Last summer, Ken Wittenauer and his husband celebrated when the U.S. Supreme Court overturned the Defense of Marriage Act and extended federal recognition to same-sex marriage.
Next spring, the two Charlotteans will pay a price for that victory – literally.
They’ll be among thousands of same-sex couples in North Carolina who will have to prepare multiple tax returns: one for the IRS that now recognizes their marriage and separate “dummy” returns for the state that does not.
“It’s just disappointing that the state that I live in won’t recognize my marriage for purposes of taxation the way the federal government does,” said Wittenauer, a 58-year-old attorney.
Since June’s high court decision, the Internal Revenue Service recognizes lawful marriages of same-sex couples. For the first time, those couples must generally file as married on their federal return.
However, according to the Human Rights Campaign, North Carolina is one of 20 states that not only don’t allow same-sex marriage but also use federal returns as a basis for state returns.
Now, under an October directive from the Department of Revenue, each spouse will have to prepare a “pro forma,” or dummy, federal return to determine their state tax liability.
For years the situation was reversed.
Under DOMA, gay and lesbian couples in states that allowed them to marry would have to file married state returns but separate federal forms.
“It’s something that couples in a lot of states unfortunately are going to to deal with as long as we have this two-tiered system where some states recognize these couples as fully equal and others don’t,” said Brian Moulton, legal director for the Washington, D.C.-based Human Rights Campaign. “The patchwork system we have … is unfair and unworkable.”
When a new Illinois law takes effect in June, 18 states will allow same-sex marriage. Thirty-three states have legal or constitutional bans. North Carolina voters approved a constitutional amendment last year.
The Census Bureau reported that in 2010 there were nearly 132,000 American households with same-sex married couples, and 515,000 with unmarried, same-sex partners.
In North Carolina, there were 3,224 married same-sex couples and 15,000 unmarried couples in 2010, according to an analysis by the Williams Institute of the UCLA School of Law.
Since then about a dozen states have legalized same-sex marriage, making it likely that many more North Carolina couples have gone elsewhere to marry.
Most will find themselves with more work at tax time, if not more costs.
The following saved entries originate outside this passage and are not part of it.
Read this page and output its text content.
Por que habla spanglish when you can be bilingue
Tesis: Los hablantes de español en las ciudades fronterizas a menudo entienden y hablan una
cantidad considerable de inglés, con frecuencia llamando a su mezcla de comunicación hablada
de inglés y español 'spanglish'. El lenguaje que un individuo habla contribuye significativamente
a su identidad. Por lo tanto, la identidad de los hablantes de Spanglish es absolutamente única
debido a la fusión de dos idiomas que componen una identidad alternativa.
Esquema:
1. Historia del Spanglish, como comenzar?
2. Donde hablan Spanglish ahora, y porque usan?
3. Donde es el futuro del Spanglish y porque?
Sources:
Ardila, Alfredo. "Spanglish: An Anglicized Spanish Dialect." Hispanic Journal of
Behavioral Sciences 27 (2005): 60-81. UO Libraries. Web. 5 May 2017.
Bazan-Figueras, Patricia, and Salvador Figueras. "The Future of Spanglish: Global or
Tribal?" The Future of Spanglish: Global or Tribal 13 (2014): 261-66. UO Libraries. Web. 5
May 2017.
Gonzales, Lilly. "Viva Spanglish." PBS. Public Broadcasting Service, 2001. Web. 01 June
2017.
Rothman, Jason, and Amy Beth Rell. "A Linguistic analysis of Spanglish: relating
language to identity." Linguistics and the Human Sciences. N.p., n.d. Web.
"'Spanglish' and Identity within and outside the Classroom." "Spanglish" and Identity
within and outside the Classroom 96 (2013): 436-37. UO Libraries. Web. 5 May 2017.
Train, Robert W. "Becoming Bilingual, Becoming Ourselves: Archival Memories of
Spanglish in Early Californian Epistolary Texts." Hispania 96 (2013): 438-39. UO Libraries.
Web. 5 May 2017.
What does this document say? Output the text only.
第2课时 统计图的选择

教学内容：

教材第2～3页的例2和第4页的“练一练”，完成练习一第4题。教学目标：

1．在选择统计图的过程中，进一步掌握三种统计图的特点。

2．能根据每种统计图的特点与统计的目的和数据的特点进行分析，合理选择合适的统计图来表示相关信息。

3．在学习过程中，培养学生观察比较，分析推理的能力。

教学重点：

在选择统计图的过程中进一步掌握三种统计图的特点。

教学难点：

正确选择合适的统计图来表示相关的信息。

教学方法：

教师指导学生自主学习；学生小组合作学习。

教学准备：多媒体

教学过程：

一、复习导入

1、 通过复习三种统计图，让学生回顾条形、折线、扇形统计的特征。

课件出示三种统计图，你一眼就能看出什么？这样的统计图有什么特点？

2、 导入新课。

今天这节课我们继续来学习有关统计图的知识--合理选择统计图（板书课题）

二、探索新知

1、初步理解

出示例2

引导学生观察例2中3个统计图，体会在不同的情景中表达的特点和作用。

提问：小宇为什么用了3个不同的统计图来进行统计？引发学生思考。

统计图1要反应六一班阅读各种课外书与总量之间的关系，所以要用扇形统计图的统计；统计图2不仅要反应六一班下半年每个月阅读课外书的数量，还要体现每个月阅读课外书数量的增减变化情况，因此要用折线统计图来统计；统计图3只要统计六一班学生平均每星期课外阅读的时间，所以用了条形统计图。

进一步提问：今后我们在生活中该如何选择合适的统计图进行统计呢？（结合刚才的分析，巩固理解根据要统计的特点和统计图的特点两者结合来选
Laura Maschal, who lives in Charlotte with her wife, Lacey Williams, has always done their taxes. But this year she expects to prepare four separate federal returns.
She’ll do one as married filing jointly and one as married filing separately to see which is more advantageous. Then she’ll do two separate dummy federal returns for the state.
“I really did think this is the year I might break down and pay somebody,” says Maschal, 35, an IT project manager who married in Vermont last year. “I expect I’ll be spending about twice the time that I normally do.”
Chris Sgro is the executive director of Equality North Carolina, a statewide advocacy organization for the LGBT community. He says others are in the same boat.
“I talk to couples all over the state who don’t know how to file their taxes this year,” he says. “Financial planners, gay and straight alike, are scrambling to determine how to move through incredibly complicated state taxes, and how gay and lesbian couples are going to have to deal with that when they’re federally recognized.”
Steav Bates-Congdon, a church music director who lives with his husband, William, in Union County, expects to do their taxes with TurboTax software.
“The good news is we probably don’t owe any taxes,” he says. “The bad news is we still have to fill out all the forms.”